In an earlier post, I quoted Megan McArdle of the Atlantic, who is baffled at people who seem to

assume that we’re doing the Catholic Church a big old favor by allowing them to provide health care and other social services to a needy public…. These people seem to be living in an alternate universe that I don’t have access to, where there’s a positive glut of secular organizations who are just dying to provide top-notch care for the sick, the poor, and the dispossessed.
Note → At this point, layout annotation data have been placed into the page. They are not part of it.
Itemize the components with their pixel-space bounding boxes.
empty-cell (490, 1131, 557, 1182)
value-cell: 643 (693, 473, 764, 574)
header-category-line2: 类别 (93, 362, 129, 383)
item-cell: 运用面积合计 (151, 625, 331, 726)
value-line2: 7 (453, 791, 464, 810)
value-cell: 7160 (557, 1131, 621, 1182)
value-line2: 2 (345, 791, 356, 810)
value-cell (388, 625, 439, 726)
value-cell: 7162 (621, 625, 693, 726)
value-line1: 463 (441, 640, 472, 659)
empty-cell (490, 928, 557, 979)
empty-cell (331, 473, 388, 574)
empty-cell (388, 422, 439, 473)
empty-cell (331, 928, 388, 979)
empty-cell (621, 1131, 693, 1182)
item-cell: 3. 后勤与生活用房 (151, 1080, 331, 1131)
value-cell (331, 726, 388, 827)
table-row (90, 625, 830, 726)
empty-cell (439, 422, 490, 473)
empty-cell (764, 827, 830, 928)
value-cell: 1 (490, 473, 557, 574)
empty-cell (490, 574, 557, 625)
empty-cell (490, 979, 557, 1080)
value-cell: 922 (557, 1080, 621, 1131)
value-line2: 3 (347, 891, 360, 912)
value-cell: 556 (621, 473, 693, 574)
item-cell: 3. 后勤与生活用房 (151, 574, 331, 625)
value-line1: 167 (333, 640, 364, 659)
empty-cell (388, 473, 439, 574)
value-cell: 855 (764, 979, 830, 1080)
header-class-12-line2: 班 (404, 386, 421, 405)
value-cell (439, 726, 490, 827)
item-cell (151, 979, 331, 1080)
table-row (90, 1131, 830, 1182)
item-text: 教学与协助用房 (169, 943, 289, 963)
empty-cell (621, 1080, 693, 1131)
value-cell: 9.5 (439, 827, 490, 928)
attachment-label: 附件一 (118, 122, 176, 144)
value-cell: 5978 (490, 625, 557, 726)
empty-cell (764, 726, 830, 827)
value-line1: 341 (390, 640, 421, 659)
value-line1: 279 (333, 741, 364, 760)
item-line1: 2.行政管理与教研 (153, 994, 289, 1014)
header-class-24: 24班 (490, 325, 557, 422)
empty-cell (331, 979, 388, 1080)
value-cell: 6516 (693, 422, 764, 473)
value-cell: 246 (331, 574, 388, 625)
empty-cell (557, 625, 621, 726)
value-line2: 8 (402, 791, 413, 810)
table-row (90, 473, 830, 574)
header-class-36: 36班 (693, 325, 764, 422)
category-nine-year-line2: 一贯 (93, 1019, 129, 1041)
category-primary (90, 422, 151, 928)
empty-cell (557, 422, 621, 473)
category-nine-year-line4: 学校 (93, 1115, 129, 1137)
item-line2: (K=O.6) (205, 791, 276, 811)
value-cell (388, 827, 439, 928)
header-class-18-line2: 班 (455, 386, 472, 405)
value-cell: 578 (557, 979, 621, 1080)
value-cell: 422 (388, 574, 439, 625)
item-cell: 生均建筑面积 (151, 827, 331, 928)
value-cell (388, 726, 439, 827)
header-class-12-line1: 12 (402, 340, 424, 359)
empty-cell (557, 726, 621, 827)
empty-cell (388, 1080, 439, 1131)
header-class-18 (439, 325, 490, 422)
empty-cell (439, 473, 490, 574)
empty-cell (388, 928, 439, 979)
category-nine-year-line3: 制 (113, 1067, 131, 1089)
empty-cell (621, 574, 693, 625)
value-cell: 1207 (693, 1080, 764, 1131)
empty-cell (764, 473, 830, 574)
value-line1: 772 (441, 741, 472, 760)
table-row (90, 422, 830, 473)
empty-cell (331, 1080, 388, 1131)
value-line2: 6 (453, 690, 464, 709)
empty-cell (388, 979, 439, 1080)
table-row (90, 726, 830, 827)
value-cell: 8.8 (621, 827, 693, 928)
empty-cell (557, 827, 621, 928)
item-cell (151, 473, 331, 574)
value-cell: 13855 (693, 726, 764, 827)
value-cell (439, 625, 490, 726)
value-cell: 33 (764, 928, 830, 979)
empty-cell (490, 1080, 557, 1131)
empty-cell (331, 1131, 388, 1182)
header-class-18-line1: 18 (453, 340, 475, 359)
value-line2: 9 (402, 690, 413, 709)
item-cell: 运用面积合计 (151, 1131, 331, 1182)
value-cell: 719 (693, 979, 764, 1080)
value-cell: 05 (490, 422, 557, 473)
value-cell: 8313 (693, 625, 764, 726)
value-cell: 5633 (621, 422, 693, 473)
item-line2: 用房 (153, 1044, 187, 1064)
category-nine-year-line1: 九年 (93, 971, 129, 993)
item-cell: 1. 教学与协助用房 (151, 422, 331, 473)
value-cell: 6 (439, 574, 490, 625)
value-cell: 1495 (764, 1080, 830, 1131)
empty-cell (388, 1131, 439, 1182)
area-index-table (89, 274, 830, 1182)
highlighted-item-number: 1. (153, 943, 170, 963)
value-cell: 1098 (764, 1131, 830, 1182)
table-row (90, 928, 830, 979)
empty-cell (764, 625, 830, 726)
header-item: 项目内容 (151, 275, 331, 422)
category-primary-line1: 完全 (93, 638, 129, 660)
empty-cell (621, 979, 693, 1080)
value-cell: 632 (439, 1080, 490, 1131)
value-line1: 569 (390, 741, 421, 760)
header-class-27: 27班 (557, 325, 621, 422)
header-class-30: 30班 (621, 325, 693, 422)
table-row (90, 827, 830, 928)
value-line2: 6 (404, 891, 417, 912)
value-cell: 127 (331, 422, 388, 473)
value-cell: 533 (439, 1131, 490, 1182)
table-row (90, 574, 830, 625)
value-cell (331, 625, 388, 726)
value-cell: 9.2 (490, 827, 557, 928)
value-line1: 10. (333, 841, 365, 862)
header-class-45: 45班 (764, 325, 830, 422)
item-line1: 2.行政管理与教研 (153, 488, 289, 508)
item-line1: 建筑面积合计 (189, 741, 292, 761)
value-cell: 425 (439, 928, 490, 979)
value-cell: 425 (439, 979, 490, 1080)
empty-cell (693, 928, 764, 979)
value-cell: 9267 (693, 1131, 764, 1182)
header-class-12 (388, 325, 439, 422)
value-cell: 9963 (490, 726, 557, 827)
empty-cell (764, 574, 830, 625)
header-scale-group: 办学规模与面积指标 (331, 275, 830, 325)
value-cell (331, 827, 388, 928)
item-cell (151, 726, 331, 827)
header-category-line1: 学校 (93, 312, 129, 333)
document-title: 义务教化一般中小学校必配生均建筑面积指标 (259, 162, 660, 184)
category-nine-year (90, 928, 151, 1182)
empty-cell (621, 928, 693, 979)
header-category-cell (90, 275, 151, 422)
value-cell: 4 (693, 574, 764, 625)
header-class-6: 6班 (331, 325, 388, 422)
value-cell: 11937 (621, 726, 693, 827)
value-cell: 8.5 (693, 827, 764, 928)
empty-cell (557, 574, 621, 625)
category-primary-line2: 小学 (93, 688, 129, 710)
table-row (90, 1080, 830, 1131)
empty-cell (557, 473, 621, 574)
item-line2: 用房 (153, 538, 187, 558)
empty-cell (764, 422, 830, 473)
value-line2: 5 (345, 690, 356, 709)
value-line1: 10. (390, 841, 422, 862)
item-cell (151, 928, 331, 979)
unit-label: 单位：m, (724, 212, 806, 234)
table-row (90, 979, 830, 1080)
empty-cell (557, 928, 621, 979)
As Morrisey makes clear, nobody lives in that alternate universe. Here’s how our universe does operate:

Catholic hospitals handle more than their share of Medicare (16.6 percent) and Medicaid (13.65) discharges, meaning that more than one in six seniors and disabled patients get attention from these hospitals, and more than one in every eight low-income patients as well. Almost a third (32 percent) of these hospitals are located in rural areas, where patients usually have few other options for care. Compared to their competition, Catholic hospitals take a leading role in providing less-profitable services to patients. They lead the sector in breast cancer screenings, nutrition programs, trauma, geriatric services, and social work. In most of these areas, other non-profits come close, but hospitals run by state and local governments fall significantly off the pace. Where patients have trouble paying for care, Catholic hospitals cover more of the costs.

So, if the administration succeeds in suppressing the Catholic Church’s good works, poor and working-class families “would end up having to pay more for their care”; “rural patients would have to travel farther”; “services like social work and breast-cancer screenings would fall to the less-efficient government-run institutions,” which would mean “much longer wait time for everyone else.” And “finally, over a half-million people employed by Catholic hospitals would lose their jobs.”

And it’s not just hospitals. Morrisey adds that over 7,500 primary and secondary schools (over a third of whose students are not Catholic) would be shuttered, leaving more than 2.5 million students bereft. Assuming an average public school student cost of $8,000, Morrisey notes that Catholic schools save taxpayers about $20 billion a year.

Then there’s Catholic Charities. The latest data Morrisey finds is from 2003, when these nonprofits

--provided emergency food services to 6,500,000 people

--temporary shelter to over 200,000 people

--assisted another 1,500,000 people with such things as clothing, finances, utilities, and medication

No wonder James Q. Wilson declared religious charities “may be the last best hope of the utterly disadvantaged” -- the federal government certainly isn’t.